▼ 07-5.虐殺ヒーロー
が、こいつがとにかく不愉快な、反吐にも劣る下衆野郎という事実だけはまりあ達にもよーく分かった。こんな奴に人権等存在しない。まりあはルーシー仕込みのマーシャルアーツで応戦の構えを見せる。男がひひっとしゃくりあげるように笑いまたナイフをべろんと舐めた。
キャラ作りの為なのかそれとも本心からなのか、男はきっと自分を偉大な存在だと勘違いでもしているに違いないのは確かだ。
いきなり、容赦なく襲ってきた男のナイフをまりあがさっと横にかわす。持ち前の運動神経の良さで、まりあはそのくらい屁でもなさそうであった。すぐさま、まりあの鮮やかな金髪が翻って揺れた。長いツインテールだったがゆえに、ナイフの切っ先が風を切るのと同時に彼女の金髪も少しだけ切ったみたいであったが――問題ではない。

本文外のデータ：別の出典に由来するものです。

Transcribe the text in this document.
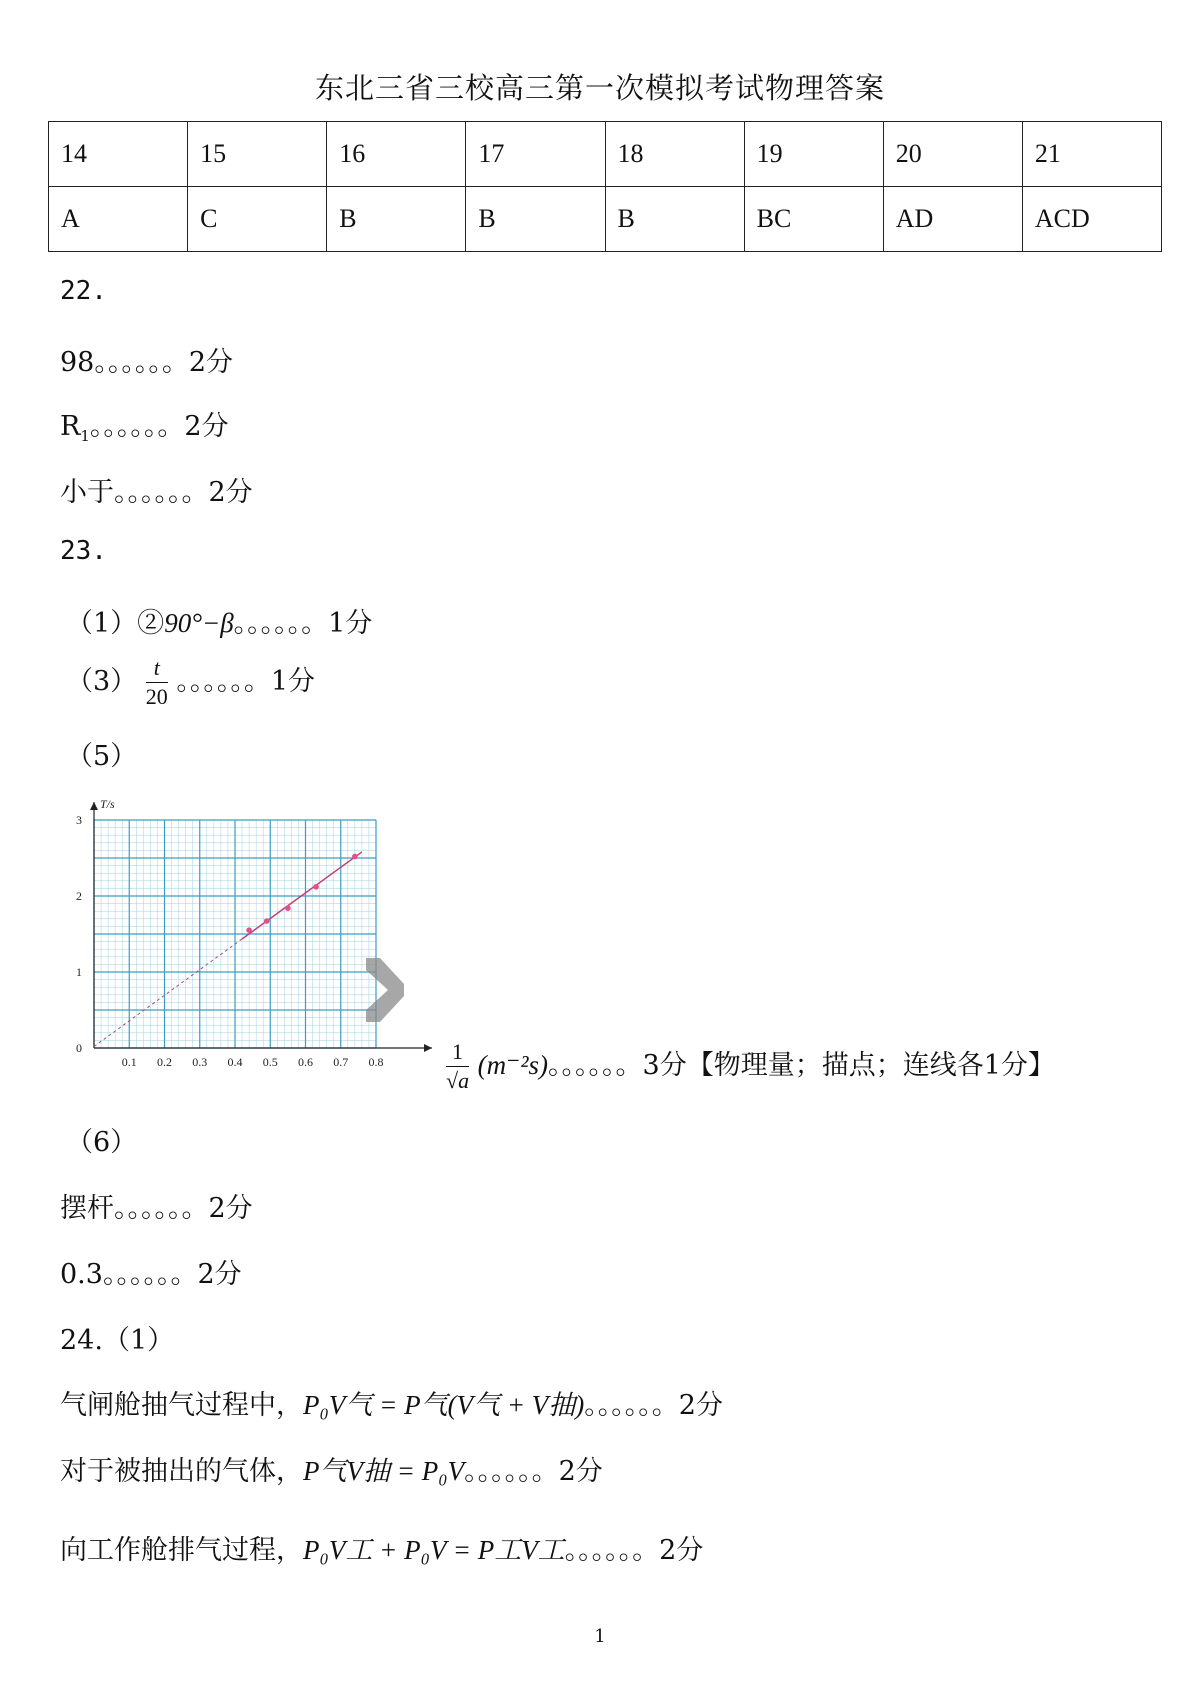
东北三省三校高三第一次模拟考试物理答案
14	15	16	17	18	19	20	21
A	C	B	B	B	BC	AD	ACD
22.
98。。。。。。2分
$R_1$。。。。。。2分
小于。。。。。。2分
23.
（1）②90°−β。。。。。。1分
$(3) \frac{t}{20}$ 。。。。。。1分
（5）
T/s
0.1 0.2 0.3 0.4 0.5 0.6 0.7 0.8
0
1
2
3
$\frac{1}{√a} (m^{-2}s)$。。。。。。3分【物理量；描点；连线各1分】
（6）
摆杆。。。。。。2分
0.3。。。。。。2分
24.（1）
气闸舱抽气过程中，P₀V气 = P气(V气 + V抽)。。。。。。2分
对于被抽出的气体，P气V抽 = P₀V。。。。。。2分
向工作舱排气过程，P₀V工 + P₀V = P工V工。。。。。。2分
1
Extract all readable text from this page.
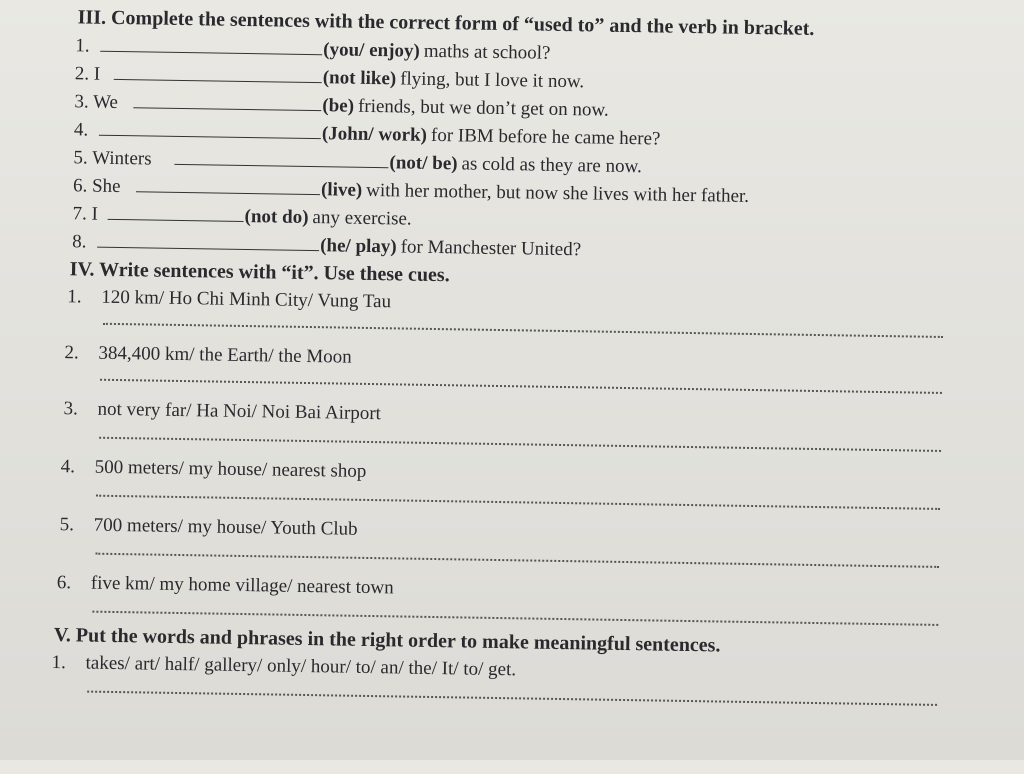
III. Complete the sentences with the correct form of “used to” and the verb in bracket.
1.	(you/ enjoy) maths at school?
2. I	(not like) flying, but I love it now.
3. We	(be) friends, but we don’t get on now.
4.	(John/ work) for IBM before he came here?
5. Winters	(not/ be) as cold as they are now.
6. She	(live) with her mother, but now she lives with her father.
7. I	(not do) any exercise.
8.	(he/ play) for Manchester United?
IV. Write sentences with “it”. Use these cues.
1. 120 km/ Ho Chi Minh City/ Vung Tau
2. 384,400 km/ the Earth/ the Moon
3. not very far/ Ha Noi/ Noi Bai Airport
4. 500 meters/ my house/ nearest shop
5. 700 meters/ my house/ Youth Club
6. five km/ my home village/ nearest town
V. Put the words and phrases in the right order to make meaningful sentences.
1. takes/ art/ half/ gallery/ only/ hour/ to/ an/ the/ It/ to/ get.
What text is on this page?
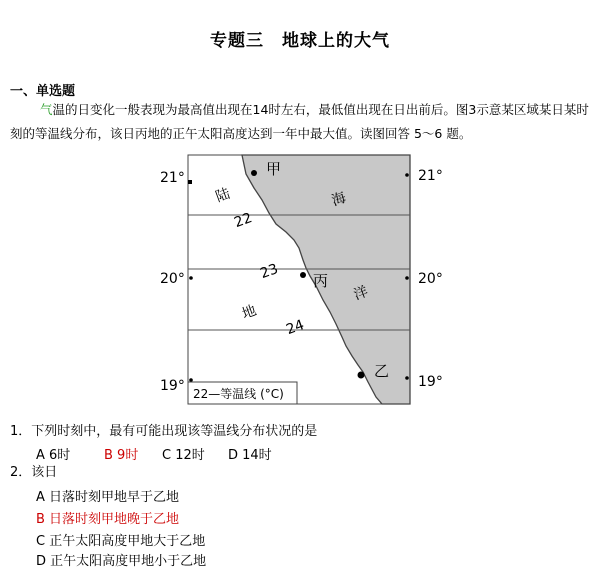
专题三　地球上的大气
一、单选题
气温的日变化一般表现为最高值出现在14时左右，最低值出现在日出前后。图3示意某区域某日某时刻的等温线分布，该日丙地的正午太阳高度达到一年中最大值。读图回答 5～6 题。
21°	21°
20°	20°
19°	19°
甲
丙
乙
陆
地
海
洋
22
23
24
22—等温线 (°C)
1．下列时刻中，最有可能出现该等温线分布状况的是
A 6时	B 9时 C 12时 D 14时
2．该日
A 日落时刻甲地早于乙地
B 日落时刻甲地晚于乙地
C 正午太阳高度甲地大于乙地
D 正午太阳高度甲地小于乙地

男の不機嫌そうな舌打ちが聞こえて、まりあは勝ち誇ったように笑った。
「あんた、どぉせ抵抗できない相手にしかそんな事しないんでしょ? 鍛え方も考えてる事も違うのよ。それじゃあ私には一生勝てっこないんだから!」
にっこりとほほ笑むその笑顔の何たる愛らしい事か――美少女アイドル顔負けの、愛くるしいその微笑み。ここが争いの場じゃなければこんな風にほほ笑まれて不快に思う人間などいるものか。惜しまれるのはその状況だけだったろう。
だがこの状況において、男にはそれが挑発としか受け取れなかったらしい。実際まりあにとってはそうだったので異論は無いが。
「……お、女の分際で生意気抜かすな! 不愉快だ!」
そしてそんなまりあの挑発にあっさりと乗った男が、顔を真っ赤にして飛びかかる。ふっ、とまりあが余裕たっぷりの笑みで返した後、ルーシーから教わった後ろ回し蹴り決めてやろうと思い立つ。
小柄な相手が大きな相手を沈めるには、一発逆転を狙って後ろ回し蹴りだとルーシーは言っていた――翻る金色の典雅の舞、しなやかに円弧を描いてその「白い」を通り越して「青白い」とすら称される脚が加速と回転とを帯び、走ってきた男の腹めがけて、どすん! とめり込んだ。
会心のフィニッシュブローである。
「むんぎゅぅ」
派手に後ろに飛んだ男の身体は壁にぶつかってようやく止まった。だがまりあは容赦しない。
「……武器って言うのは力を持たない人間を傷つけるもんじゃないわ。これは兄上がよぉーく教えてくれた事なの」
まりあが腰に手を当てながら気絶寸前の男にずんずんと迫る。
男は目を白黒させ、酸素を欲する魚の如く口をぱくぱくさせながらぶつかったはずみで落したナイフを探して手をばたばたさせている。ようやく掴みかけたナイフだったがまりあのローファーの先に、あっさりと軽く蹴っ飛ばされてしまった。
「力を持たない人間を守り、助ける道具よ。おわかり? お兄さん」
「あふっ……ふんぐぐ」
「ばいばーい」
今度は顎に膝蹴りを食らわされた。ガスン、と重たい音ともに男の意識は事切れた。
――こ、こええ……
少し離れながらその様子を見守っていたミツヒロがマガジンを交換しながら恐れおののいていた。こっちの心配をよそに自分が出ていく必要などこれっぽちもいらなかったらしい。
「く、くそぉ待て! こンのガキちょこまかと……っ」
フジナミはフジナミでいつもの如くガキみたいに走りまわっている。何故こいつはいつも流れ弾に当たらないのか、全く不思議なものである……フジナミは消火器を撒き散らしてはしゃぎまわっているらしい。
でもルーシーのやっている事も
暴力でねじ伏せているのと一緒なので
あんまり正義とはいえないのね。
そこんところは強調すべき部分。